Poetica e lessico di Marcabru si ritrovano in Alegret, in Bernart Marti e soprattutto in Peire d’Alvernhe, che rivendica la necessità di comporre in «parole serrate e chiuse». Ma questa poetica – l’oscurità come velame di sensi simbolici – viene messa in crisi da due grandi figure, quelle di Raimbaut d’Aurenga e di Arnaut Daniel, che cercano la perfezione della forma. In una animata tenzone con Guiraut de Bornelh, che difende il trobar leu, il poetare facile e leggero, Raimbaut parteggia animosamente per un canto clus. Guiraut argomenta così: «Messer Linhaure, ognuno scriva / come gli pare, io non me ne dolgo; / ma, quanto a me, sono convinto / che un canto è più apprezzato e amato / se è chiaro e popolare: / non ve l’abbiate a male se lo dico». A Raimbaut non importa nulla se il canto non si diffonde – «Cosa volgare non è cosa degna. / Perciò si apprezza l’oro più del sale: / vale lo stesso per il canto» – e replica senza esitare: «Guiraut, non voglio che la mia poesia / finisca in tal schiamazzo da piacere / a grandi e piccoli, a cattivi e buoni: / non sarà mai lodata dagli sciocchi, / che ignorano, né gliene importa, / ciò che più è raro e più prezioso».

Parodia dell’amore astratto
A questo «violento sbandamento in direzione della forma», così Zambon, dobbiamo le poesie più memorabili della raccolta, come Ar resplan la flors enversa o, sempre di Raimbaut, il vanto fittizio Lonc temps ai estat cubertz –, una beffarda parodia della concezione astratta e ideale della fin’amor, quella in cui l’amante si accontenta della sola vista e del solo desiderio della donna – come la grandiosa sestina di Arnaut Daniel, Lo ferm voler qu’el cor m’intra, con il magico intreccio delle parole-rima: «La ferma volontà che m’entra / in cuore non la intacca becco né unghia / di maldicente che dannata ha l’anima; / non oso batterlo con ramo o verga, / ma di soppiatto, dove non c’è zio, / godrò gioia in giardino o entro camera. // Se io penso a quella camera / dove a mio danno so che nessuno entra, / tutti, ah, mi sono più che fratello o zio / e non ho membro che non tremi né unghia, / più del fanciullo di fronte alla verga: / tanto temo che troppo sua sia l’anima».

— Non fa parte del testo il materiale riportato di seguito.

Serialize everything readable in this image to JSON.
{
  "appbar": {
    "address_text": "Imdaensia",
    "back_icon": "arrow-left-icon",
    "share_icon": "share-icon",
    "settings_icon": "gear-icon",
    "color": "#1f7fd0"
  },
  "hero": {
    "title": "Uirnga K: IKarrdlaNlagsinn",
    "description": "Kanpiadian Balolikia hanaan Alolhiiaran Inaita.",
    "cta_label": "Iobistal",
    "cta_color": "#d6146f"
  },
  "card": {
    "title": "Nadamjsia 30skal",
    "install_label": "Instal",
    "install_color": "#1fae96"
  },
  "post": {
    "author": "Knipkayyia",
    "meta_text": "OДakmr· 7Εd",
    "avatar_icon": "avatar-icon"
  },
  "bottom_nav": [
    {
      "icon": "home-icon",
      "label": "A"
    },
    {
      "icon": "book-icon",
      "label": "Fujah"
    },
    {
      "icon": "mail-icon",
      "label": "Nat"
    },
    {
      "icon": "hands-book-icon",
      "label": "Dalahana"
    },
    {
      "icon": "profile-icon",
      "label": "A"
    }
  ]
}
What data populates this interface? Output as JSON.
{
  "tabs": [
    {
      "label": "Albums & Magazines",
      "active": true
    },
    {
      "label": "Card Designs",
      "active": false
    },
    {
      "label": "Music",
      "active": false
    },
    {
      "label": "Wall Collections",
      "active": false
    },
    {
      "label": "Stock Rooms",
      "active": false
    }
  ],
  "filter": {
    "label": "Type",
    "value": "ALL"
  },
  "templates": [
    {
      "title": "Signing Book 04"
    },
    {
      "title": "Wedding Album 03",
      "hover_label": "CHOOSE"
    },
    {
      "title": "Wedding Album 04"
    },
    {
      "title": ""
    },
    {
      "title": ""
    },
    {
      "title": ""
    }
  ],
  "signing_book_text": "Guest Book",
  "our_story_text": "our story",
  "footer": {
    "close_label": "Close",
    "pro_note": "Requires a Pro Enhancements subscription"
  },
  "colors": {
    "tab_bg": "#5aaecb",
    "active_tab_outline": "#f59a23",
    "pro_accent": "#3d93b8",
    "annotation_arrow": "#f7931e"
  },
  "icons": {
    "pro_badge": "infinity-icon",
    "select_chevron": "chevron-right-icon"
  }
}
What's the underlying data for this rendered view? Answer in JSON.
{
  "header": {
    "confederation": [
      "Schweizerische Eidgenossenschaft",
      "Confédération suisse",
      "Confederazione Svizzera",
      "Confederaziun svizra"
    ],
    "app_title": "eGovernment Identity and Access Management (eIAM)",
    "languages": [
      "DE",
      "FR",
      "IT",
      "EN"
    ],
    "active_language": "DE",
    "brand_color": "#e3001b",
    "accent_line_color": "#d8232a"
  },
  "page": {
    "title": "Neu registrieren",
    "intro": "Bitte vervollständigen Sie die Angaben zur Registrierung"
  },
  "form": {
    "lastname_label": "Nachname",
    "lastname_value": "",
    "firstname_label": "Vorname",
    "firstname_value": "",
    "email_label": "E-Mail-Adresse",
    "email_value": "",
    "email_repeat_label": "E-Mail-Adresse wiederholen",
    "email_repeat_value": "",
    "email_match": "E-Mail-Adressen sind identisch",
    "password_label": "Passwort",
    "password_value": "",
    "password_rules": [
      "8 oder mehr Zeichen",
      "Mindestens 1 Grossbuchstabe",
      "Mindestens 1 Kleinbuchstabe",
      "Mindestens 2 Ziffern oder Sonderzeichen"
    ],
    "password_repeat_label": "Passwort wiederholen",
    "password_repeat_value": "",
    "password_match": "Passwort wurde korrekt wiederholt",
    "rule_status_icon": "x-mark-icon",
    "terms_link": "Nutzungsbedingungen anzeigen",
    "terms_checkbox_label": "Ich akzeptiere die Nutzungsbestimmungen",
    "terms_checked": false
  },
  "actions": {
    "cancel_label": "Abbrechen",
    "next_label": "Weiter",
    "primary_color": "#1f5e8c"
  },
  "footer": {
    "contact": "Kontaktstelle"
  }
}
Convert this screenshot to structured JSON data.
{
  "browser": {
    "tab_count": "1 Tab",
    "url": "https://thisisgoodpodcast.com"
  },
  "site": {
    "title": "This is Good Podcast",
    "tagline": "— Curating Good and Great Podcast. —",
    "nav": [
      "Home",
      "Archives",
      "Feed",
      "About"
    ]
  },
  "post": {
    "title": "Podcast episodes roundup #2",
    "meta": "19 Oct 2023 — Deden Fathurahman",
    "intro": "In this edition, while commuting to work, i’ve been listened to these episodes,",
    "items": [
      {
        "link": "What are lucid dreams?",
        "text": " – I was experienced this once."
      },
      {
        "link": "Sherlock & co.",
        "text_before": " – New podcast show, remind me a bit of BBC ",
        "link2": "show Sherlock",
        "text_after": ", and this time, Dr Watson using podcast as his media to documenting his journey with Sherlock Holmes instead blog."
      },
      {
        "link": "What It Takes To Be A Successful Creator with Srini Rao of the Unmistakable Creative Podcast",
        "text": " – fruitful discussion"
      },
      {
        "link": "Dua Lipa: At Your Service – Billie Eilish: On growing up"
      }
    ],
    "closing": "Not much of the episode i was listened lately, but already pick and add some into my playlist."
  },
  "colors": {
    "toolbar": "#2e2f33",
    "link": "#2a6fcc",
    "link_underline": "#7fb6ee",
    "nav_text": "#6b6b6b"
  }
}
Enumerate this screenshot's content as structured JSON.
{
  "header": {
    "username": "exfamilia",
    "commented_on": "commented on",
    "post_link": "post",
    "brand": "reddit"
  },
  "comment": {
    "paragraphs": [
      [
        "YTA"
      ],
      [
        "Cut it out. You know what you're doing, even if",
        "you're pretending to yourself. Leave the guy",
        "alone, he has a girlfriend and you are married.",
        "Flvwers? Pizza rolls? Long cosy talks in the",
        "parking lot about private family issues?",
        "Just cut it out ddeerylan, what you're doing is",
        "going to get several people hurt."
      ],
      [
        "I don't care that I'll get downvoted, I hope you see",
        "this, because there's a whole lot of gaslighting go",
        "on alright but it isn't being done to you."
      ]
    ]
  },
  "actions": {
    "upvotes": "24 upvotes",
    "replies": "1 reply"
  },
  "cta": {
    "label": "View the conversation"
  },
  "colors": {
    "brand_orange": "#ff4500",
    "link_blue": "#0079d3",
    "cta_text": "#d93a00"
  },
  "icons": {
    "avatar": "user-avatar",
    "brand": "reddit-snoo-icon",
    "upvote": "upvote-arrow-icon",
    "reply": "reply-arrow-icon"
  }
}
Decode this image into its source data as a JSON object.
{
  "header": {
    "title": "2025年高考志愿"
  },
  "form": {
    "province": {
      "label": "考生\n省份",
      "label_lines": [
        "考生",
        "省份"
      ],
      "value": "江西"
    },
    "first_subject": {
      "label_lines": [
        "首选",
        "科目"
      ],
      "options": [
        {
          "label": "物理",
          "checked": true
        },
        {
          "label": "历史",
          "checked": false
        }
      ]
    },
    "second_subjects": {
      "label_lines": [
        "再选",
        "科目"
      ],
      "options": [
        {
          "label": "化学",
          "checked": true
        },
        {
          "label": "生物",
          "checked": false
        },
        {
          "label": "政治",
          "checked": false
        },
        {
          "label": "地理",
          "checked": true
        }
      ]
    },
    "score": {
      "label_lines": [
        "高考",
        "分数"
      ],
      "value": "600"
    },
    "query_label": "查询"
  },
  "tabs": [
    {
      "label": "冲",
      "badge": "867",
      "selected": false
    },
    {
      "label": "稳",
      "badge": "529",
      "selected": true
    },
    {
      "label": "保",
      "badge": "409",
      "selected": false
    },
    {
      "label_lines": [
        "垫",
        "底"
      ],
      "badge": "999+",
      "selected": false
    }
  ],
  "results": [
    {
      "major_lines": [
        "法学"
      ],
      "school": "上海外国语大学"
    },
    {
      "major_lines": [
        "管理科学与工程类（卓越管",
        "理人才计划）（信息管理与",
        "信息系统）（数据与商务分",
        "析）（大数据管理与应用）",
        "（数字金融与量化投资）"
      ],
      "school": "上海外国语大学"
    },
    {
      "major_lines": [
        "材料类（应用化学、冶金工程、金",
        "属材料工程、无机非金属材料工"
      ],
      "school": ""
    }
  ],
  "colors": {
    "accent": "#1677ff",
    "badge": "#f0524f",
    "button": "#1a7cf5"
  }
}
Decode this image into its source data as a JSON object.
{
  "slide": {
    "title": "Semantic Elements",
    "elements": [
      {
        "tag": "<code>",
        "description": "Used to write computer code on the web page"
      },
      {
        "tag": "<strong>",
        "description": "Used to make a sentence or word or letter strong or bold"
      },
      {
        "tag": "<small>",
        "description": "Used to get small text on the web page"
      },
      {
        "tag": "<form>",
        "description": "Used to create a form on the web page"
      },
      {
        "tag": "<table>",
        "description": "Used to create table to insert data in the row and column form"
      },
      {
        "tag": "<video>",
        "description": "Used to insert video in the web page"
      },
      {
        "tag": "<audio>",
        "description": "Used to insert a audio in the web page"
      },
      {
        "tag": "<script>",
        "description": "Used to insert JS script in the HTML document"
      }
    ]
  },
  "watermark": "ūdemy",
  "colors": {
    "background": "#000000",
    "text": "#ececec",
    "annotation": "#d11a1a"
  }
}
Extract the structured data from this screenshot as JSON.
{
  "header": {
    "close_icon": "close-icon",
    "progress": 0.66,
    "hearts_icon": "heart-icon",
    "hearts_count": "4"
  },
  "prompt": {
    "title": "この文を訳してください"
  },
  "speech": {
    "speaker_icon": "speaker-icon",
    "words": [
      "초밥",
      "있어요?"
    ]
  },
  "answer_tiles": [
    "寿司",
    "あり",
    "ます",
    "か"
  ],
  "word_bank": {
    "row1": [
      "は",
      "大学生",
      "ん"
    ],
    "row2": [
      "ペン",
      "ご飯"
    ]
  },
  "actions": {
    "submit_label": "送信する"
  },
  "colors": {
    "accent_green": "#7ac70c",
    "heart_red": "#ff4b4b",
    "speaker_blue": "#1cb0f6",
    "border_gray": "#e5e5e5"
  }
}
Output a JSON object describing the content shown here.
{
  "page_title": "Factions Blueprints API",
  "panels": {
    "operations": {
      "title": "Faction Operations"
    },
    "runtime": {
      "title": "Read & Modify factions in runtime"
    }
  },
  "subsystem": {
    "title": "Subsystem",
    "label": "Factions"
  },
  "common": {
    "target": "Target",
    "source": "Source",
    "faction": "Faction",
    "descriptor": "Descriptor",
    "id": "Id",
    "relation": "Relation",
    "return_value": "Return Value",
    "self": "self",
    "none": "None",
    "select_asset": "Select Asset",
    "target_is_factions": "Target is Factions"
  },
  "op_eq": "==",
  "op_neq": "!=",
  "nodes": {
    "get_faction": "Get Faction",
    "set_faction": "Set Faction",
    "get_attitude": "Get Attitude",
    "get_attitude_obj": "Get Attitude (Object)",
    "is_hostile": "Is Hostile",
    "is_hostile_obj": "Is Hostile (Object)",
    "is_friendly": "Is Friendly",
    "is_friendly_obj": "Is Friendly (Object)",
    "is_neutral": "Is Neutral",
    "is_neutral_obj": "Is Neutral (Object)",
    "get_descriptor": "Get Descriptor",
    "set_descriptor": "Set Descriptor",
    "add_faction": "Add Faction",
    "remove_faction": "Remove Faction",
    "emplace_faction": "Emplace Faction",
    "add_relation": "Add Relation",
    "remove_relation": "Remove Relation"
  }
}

Arnaut Daniel è molto noto – la sua figura domina la scena in Purgatorio XXVI – ma il lettore, con questo libro, avrà la sorpresa e il piacere di incontrare anche Raimbaut d’Aurenga, con i suoi versi irti, magnanimi, affabili e superbi: «Rari, bruniti e tinti detti / intreccio: assorto indago e cerco, / limando, di grattar via / la spessa crosta e la ruggine, / sì che splenda il mio cuore oscuro». «Cars, bruns e teinz motz entrebesc / pensius-pensanz, e’nquier e cerc / consi liman pogues roire / l’estraing roïll ni·l fer tiure, / don mon escur cor esclaire».